Le prisonnier révèle à «Majalla»: «Nous subissons du chantage pour qu’on démontre notre repentance, car il ne suffit pas de faire semblant de regretter, mais de prouver que vous êtes un vrai repenti. Ils vous demandaient si vous étiez prêt à exécuter un des condamnés. Au début, chacun pense être sujet à un simple test, et déclare sa volonté de le faire. Mais la surprise est de devoir le faire, ce n’était pas simplement un test.», puis notre interlocuteur s’excuse pour les détails de ce qu’il a du faire en échange de sa libération.

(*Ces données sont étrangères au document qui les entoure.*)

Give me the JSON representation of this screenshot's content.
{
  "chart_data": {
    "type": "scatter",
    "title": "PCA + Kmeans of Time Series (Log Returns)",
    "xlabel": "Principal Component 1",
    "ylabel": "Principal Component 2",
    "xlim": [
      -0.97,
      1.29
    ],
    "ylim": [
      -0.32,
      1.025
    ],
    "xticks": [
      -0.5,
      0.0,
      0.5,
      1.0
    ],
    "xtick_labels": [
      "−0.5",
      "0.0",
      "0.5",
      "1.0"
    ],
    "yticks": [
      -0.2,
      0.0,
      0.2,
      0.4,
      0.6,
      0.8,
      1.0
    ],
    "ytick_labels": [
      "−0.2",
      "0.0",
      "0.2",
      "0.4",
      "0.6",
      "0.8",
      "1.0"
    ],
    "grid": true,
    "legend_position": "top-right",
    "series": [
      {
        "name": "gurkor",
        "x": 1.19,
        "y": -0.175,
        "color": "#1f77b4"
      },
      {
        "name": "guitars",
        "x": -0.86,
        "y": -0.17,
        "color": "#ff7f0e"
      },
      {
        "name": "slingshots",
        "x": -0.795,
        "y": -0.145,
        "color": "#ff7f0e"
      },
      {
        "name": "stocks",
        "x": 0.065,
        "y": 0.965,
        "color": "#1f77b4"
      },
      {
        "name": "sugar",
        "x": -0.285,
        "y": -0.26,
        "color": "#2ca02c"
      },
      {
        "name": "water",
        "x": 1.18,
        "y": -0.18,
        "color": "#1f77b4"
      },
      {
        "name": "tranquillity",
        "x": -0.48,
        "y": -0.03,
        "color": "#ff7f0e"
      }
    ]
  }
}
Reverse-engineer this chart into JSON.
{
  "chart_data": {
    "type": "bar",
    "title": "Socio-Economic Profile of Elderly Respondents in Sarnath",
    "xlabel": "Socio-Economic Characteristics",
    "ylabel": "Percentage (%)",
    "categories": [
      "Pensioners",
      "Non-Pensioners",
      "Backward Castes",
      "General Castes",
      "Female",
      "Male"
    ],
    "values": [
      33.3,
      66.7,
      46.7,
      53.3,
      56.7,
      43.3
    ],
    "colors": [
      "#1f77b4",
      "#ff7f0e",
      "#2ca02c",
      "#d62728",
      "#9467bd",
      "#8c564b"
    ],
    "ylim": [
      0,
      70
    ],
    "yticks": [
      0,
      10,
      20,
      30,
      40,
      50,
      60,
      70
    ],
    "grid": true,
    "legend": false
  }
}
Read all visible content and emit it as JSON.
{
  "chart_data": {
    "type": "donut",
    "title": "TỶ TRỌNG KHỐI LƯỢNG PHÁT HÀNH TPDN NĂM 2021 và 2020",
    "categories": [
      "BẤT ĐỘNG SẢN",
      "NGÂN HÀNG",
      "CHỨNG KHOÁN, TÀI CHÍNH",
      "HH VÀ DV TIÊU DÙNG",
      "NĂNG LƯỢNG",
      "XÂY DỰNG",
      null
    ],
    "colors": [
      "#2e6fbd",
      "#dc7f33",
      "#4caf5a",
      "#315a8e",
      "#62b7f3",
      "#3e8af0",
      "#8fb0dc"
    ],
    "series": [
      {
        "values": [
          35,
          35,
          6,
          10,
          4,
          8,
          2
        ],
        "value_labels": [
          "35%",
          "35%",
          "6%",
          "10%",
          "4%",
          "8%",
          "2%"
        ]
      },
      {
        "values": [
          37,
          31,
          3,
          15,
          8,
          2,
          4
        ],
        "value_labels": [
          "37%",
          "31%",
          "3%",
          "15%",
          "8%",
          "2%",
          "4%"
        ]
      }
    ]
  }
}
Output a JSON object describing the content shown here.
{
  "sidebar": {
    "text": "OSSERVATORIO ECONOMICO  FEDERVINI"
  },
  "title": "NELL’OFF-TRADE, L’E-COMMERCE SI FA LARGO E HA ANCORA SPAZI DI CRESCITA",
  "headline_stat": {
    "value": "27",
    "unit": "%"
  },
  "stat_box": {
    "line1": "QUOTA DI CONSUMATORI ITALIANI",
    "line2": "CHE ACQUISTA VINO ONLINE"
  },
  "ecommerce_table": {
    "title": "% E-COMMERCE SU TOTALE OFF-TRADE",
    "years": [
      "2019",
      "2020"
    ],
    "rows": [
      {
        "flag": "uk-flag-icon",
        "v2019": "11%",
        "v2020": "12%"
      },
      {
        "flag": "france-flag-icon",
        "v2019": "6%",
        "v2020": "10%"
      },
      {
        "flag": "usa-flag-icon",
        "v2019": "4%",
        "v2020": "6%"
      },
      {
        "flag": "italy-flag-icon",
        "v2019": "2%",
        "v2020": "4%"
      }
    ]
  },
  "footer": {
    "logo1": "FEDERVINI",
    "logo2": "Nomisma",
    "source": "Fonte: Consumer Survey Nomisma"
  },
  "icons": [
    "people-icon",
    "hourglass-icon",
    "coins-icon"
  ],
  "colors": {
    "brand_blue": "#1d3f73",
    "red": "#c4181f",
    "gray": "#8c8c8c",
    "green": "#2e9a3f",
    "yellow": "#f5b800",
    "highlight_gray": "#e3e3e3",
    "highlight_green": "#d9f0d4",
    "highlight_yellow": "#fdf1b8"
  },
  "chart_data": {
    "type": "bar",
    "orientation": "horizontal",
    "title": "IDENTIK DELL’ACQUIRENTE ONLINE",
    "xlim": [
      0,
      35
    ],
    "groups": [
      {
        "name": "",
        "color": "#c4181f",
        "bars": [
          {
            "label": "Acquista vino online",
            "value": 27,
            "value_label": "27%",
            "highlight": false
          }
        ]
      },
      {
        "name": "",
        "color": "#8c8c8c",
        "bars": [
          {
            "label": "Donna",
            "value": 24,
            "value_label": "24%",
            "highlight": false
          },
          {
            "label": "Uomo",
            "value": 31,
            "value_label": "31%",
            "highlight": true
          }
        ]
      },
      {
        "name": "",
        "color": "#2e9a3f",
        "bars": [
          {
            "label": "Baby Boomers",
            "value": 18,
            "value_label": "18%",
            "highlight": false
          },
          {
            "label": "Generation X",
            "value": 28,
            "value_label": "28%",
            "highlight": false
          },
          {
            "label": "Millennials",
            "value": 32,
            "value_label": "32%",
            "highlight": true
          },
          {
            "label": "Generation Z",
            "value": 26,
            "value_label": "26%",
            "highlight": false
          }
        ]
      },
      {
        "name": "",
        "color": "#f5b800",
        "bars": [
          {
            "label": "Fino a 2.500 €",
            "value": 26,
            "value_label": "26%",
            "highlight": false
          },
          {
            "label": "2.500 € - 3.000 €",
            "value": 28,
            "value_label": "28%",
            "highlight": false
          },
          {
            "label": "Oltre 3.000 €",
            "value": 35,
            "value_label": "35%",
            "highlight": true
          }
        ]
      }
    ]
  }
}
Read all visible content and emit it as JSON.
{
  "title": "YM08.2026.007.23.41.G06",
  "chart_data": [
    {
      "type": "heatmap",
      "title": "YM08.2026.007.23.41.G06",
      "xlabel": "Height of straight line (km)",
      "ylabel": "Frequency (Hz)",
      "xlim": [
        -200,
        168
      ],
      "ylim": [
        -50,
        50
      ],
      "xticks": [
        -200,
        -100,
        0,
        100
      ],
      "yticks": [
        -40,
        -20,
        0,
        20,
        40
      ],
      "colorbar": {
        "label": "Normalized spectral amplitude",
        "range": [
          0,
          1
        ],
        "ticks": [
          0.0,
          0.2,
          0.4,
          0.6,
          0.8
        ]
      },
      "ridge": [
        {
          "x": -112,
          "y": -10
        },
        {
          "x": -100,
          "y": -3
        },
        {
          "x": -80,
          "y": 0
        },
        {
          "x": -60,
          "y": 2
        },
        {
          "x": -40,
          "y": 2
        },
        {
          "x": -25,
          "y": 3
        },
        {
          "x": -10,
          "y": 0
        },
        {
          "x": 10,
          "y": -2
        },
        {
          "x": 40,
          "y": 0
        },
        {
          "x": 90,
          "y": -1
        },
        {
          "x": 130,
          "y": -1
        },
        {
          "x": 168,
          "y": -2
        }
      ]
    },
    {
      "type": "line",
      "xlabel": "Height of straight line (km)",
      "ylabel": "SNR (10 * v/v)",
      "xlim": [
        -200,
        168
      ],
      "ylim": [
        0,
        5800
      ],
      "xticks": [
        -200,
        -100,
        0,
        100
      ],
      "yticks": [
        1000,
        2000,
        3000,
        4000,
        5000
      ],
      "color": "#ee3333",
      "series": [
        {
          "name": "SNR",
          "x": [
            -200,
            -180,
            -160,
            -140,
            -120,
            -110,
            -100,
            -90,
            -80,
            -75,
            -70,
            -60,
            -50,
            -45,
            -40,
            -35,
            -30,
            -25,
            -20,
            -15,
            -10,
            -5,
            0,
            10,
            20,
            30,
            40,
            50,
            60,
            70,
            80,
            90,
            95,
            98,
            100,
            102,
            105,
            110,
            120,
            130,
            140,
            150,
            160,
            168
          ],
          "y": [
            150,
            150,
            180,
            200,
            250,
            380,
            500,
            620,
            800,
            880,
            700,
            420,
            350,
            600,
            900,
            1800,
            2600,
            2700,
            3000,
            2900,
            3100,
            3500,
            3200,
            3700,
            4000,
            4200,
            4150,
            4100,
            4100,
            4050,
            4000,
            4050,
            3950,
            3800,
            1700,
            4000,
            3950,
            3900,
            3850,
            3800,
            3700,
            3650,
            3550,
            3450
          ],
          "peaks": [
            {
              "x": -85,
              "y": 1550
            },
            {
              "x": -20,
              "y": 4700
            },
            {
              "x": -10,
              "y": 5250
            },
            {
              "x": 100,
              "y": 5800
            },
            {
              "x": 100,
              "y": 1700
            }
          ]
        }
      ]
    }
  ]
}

Il continue, décrivant ce qui se passait dans la prison, où il était détenu : «Ils ont mis les prisonniers appartenant aux «Moudjahidines du Peuple» dans des cellules séparées des cellules de ceux de la gauche… Un gardien vient tard dans la nuit à énumère une série de noms qu’il emporte avec lui. Bientôt vient après un autre muni d’une autre liste et s’en va avec un autre groupe de prisonniers. En deux ou trois jours, les cellules étaient presque vides», soulignant qu’il a «entendu d’un prisonnier qui se trouvait dans sa cellule, avec une petite fenêtre donnant sur la cour de la prison, que les prisonniers ont été pris dans les petits bus qui retournaient vide après une heure. Et qu’il n’a pas revu ces prisonniers. Les gardiens s’éclipsaient pour revenir au petit matin», ajoutant : «J’ai appris plus tard, qu’ils utilisaient de gros camions frigorifiques, dédiés à la distribution de la viande, pour transporter les fusillés. Chaque camion transportait 60 dépouilles en plein nuit, tandis que les gardes nettoyaient l’endroit en prévision du lendemain.»

«Jusqu’au dernier moment, nos amis qui ont eu la potence autour du cou n’en savait pas la raison. Toutes les questions étaient basées sur la tromperie. Par exemple, ils en posaient aux «Moudjahidines du Peuple», de façon à porter vers des réponses attestant que ces prisonniers combattaient le bien. Raison de leurs excusions. Aux marxistes, ils demandaient s’ils étaient musulmans ou marxistes. La réponse distinguait le mort de celui qu’en échappe. Tous ceux qui ont défendu leurs convictions politiques sont maintenant morts et enterrés à Khawaran.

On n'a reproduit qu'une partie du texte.